Serving community needs closer to home is at the root of Lutheran’s transplant programs, Dorko said, not the bottom line or crafting a more prestigious image.
“This may sound corny,” he said, “but the answer comes back to doing what is right for the community. When we look at why people leave the community to receive services — like Indianapolis or Ann Arbor or other areas — you think, ‘Geez, what can we do?’”
Kizilisik, the music-loving director of the Lutheran Kidney Transplant Center, added: “Now, (patients) don’t have to travel great distances. They come here.”
Kizilisik, Dorko and Ladowski said having the transplant programs at Lutheran also has the added benefit of creating a halo effect that suggests Lutheran Hospital’s other services are uniquely advanced.
“When you look at it from an outside perspective,” Kizilisik said, “if you learn that a hospital is doing transplants, automatically that tells you that the hospital has a high level of care. The hospital is more sophisticated. It can do more complicated things.”
The ever-improving outcomes in transplants only heightens that perception.
Kizilisik said Lutheran has a 100-percent success rate in transplanted kidneys working properly in patients. Several decades ago, he said, the success rate nationally was about 50 percent.
Ladowski, meanwhile, said 50 percent of Lutheran heart transplant patients between 1985 and 1992 lived 10 years or more after their procedures, which is about on par with international rates.
Advances in technology and immunosuppressant medications have helped spur improved outcomes, Kizilisik and Ladowski said, but the real need — a need that has lingered for decades — is securing more donors.
Lutheran spokeswoman Lizette Downey said the median waiting time for a kidney transplant at Lutheran is 19.6 months; 4.9 months for a heart transplant. Those are better wait times than the national medians of 50 months and 5.3 months, respectively, but any wait poses risks to patients.
“People are dying waiting for transplants,” Kizilisik said. “The message we should give is that there is a need for organs.”
Said Ladowski: ”A donor organ is not something that you can just reach up on a shelf and find. There needs to be more in the way of awareness.”
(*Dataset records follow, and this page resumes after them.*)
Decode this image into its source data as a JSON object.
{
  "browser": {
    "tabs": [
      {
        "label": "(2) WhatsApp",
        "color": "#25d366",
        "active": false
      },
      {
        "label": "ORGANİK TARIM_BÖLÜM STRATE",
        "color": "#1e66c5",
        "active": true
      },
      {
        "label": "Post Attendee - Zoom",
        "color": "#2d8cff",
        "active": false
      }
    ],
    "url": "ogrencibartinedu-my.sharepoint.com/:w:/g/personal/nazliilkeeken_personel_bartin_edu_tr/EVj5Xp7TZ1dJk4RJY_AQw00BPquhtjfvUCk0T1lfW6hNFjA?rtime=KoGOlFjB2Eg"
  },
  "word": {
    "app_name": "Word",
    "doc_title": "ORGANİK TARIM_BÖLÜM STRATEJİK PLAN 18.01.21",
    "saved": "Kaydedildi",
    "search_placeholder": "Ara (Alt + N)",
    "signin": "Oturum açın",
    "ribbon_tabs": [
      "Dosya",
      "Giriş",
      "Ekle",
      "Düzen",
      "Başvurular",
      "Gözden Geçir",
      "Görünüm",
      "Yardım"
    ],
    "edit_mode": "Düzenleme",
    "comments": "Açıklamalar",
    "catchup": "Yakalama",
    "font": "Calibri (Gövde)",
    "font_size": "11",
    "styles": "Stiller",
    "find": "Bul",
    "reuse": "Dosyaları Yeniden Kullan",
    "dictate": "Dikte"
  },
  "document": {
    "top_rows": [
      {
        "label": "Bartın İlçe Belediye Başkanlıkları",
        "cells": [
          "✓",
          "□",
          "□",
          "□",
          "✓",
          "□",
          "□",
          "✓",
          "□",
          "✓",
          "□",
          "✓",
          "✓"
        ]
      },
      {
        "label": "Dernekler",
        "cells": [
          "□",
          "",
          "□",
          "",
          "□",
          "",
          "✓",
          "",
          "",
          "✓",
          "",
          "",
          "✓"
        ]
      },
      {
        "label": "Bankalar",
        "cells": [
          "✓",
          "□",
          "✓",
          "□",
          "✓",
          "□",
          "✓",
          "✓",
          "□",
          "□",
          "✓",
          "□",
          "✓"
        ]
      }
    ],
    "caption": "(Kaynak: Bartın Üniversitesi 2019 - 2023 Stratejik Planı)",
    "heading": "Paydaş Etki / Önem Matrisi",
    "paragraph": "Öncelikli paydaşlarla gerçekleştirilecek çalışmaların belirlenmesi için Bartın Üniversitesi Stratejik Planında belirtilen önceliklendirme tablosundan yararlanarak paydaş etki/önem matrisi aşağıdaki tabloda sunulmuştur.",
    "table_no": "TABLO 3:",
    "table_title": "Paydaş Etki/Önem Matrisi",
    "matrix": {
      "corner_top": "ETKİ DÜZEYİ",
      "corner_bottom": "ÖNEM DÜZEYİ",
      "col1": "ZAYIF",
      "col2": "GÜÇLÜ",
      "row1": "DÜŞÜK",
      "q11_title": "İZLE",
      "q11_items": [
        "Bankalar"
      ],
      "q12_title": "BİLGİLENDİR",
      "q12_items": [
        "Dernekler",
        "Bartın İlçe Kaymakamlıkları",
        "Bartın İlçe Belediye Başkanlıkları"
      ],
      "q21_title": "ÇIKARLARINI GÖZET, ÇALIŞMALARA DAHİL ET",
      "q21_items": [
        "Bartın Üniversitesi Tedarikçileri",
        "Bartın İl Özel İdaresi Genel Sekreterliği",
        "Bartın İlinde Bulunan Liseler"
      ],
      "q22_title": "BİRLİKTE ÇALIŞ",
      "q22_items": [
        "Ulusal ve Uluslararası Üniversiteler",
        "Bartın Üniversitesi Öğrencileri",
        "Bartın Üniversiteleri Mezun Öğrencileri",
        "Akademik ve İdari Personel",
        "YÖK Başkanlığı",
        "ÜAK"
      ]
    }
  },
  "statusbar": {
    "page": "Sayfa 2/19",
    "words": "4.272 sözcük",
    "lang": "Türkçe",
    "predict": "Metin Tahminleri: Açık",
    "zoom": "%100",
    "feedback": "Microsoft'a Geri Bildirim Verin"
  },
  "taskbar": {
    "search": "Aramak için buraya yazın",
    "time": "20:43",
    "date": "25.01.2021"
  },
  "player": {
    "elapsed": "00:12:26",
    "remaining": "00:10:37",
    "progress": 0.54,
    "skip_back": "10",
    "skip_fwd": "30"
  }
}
In the case of kidney transplants, surgeons have increasingly relied on living donors versus non-living donors. Heart transplant surgeons don’t have that option.
The absence of a sufficient supply of donor organs is a major factor in hindering the growth of transplant programs, and that, in turn, is robbing some families of miracles like the one experienced by Sally Pomeroy and Michelle Doehrman.
“And transplantation is a miracle,” Dorko said. “You’re taking a living part of one body and putting it in another body. It just amazes me.”